The Truth About the Harry Quebert Affair by Joel Dicker
Reviewed by Molly
Move over Millennium Trilogy, Joel Dicker’s The Truth About the Harry Quebert Affair is about to hit the US after becoming a massive bestseller in France, Italy and Germany. While I get excited about any book that manages to cross the ocean and make it into English, this one is particularly fascinating.
The author, originally from Geneva, spent his summers in Maine growing up. The book is set in New Hampshire, but the author is clearly returning to the New England of his youth. Even though the book was originally written in French, you can hear the American speech patterns that were embedded in the original French and then retranslated back into English. Dicker focuses on creating as plainspoken a novel as possible, trying to replicate the diction of his New England childhood while veering away from the complex sentence structures of his native French. This lends the story a curious literary blankness to its prose. Slang is not sprinkled willy-nilly into the tale, instead each phrase has a weight of deliberate decision to it.
You can read this book as a revealing exploration of French opinions on American culture, politics, and religion. Joel Dicker follows in the tradition of William Faulkner and Philip Roth, and much of the novel reads as a Southern Gothic transplanted onto a northern vacation town. The story starts with Marcus Goldman, a young author who has written one bestseller and can’t seem to write anything else. He turns to his mentor, author Harry Quebert, and goes to visit him in Quebert’s sleepy refuge.
Marcus finds more than a mentor when he arrives. Old secrets come to the fore as the body of a girl gone missing thirty years before is found buried beneath Quebert’s hydrangeas. Literally everyone in the town becomes either a suspect or is revealed as an accomplice as the murder investigation brings out the revelation that Quebert and Nola had been chastely seeing each other previous to her disappearance.
The central persona of the story is not Quebert or Goldman, but Nola. I say persona rather than character because she is not so much a character as an object of fascination, by the press, the town, and finally, Marcus Goldman, who cures his block by joining the media circus to write about Quebert and Kellergan in hopes of clearing Quebert’s name. The enigmatic character of Nola is deliberately blank. Her purpose for most of the characters is that of muse, and her youth helps to justify her essentially unfinished character. She is complicit in her lack of agency. Rather than struggling to define herself, Nola instead helps others with their own work. Her entrance into adult life inspires Quebert’s book, and her startling exit inspires Goldman’s, yet she herself is defined only by the reactions of others– the perfect muse.

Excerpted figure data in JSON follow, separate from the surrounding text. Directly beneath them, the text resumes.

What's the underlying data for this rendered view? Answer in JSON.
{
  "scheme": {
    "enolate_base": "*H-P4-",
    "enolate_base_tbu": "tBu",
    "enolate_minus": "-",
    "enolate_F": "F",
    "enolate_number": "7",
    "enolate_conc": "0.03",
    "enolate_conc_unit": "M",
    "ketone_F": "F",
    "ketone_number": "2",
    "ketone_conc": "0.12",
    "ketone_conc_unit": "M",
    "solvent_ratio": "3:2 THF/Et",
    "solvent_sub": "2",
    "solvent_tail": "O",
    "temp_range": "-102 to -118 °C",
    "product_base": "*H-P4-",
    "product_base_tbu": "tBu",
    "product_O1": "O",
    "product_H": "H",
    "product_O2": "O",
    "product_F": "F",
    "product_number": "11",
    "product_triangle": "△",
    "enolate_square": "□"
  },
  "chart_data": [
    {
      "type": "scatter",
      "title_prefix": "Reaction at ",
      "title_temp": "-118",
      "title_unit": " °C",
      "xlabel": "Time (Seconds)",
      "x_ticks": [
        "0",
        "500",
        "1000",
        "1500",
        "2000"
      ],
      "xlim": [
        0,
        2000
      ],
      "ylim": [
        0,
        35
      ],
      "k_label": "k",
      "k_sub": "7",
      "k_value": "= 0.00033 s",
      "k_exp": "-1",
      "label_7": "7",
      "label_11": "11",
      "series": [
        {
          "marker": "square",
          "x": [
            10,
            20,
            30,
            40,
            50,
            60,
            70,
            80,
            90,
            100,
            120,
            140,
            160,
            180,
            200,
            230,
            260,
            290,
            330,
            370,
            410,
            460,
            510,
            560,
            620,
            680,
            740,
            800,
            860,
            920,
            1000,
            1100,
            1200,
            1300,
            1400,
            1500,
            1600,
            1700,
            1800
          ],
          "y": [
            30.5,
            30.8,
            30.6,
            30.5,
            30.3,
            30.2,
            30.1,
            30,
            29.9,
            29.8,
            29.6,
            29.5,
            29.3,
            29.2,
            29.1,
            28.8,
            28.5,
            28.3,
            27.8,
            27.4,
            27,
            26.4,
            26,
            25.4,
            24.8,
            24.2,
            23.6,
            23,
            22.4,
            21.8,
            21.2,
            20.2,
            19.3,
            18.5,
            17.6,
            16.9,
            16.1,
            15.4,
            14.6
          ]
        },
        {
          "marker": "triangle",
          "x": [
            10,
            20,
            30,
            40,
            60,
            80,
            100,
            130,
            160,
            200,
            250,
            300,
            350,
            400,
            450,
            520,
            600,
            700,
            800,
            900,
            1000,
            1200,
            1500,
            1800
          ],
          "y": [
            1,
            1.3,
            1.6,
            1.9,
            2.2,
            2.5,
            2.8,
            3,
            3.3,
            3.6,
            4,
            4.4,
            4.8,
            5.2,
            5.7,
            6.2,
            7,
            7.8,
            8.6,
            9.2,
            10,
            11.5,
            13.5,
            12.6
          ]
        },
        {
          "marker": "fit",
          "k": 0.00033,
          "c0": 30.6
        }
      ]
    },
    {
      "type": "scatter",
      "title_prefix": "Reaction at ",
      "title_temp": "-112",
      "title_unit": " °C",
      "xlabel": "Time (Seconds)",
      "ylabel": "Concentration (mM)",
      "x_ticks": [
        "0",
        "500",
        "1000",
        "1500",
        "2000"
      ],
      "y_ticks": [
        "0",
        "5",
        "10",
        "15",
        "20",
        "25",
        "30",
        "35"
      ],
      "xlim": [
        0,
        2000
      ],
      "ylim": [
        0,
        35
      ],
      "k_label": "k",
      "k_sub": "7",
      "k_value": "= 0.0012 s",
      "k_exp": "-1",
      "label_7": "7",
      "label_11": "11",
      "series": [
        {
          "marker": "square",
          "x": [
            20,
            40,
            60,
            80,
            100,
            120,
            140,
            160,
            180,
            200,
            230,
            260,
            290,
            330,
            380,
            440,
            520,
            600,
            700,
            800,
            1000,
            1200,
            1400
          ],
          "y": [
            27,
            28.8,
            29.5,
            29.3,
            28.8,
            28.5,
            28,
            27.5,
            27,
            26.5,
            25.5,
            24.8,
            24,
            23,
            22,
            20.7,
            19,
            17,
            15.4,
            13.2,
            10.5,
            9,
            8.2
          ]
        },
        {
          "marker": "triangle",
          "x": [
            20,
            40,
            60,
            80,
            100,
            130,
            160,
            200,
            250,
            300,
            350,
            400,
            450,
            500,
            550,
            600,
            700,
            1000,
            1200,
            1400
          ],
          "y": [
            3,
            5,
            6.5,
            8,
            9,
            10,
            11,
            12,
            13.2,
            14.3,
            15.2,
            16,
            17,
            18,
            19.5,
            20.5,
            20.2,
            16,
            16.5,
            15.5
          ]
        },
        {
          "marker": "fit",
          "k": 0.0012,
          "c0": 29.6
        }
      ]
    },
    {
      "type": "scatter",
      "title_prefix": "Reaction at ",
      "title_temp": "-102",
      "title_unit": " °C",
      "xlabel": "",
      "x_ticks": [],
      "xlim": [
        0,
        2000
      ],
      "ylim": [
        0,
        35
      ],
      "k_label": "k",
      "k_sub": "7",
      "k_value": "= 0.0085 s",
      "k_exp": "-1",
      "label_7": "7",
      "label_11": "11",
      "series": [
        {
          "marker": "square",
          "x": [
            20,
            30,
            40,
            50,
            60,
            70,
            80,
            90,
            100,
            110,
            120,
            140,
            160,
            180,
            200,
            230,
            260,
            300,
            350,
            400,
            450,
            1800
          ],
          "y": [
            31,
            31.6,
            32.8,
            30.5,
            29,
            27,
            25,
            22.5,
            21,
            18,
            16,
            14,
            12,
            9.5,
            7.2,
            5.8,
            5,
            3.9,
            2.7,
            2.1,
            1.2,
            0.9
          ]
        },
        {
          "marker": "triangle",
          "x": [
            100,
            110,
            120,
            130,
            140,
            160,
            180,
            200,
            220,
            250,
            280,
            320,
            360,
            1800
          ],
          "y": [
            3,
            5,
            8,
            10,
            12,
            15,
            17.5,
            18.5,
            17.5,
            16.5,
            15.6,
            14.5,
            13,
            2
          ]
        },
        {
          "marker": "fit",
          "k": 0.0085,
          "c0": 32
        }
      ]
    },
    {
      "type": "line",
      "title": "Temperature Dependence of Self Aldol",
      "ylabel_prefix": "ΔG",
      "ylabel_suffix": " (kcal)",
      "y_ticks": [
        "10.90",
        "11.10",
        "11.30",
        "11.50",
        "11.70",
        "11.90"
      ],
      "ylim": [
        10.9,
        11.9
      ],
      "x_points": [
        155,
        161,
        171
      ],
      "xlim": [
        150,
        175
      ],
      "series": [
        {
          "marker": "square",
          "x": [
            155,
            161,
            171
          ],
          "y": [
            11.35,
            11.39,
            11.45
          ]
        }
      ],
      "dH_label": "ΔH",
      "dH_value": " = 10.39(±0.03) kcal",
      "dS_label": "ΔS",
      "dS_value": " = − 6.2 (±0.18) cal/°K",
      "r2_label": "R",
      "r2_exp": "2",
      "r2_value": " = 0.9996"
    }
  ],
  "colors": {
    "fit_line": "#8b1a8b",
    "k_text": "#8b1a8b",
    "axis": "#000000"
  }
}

Nola the character is traumatized by a complex home life, exploited by a series of men who claim to love her, and finally, betrayed by the entire town’s failure to protect her. And yet she does hold on to some agency. Her voice is slow to be revealed, but she eventually shows herself to be as complex and problematic a character as any other in the book.
Dicker’s novel comes in at a whopping 640 pages, but don’t worry about the length – he keeps his plot moving at a steady pace and ramps up slowly over the last three hundred pages to one of the most satisfying conclusions I have ever found in a mystery novel.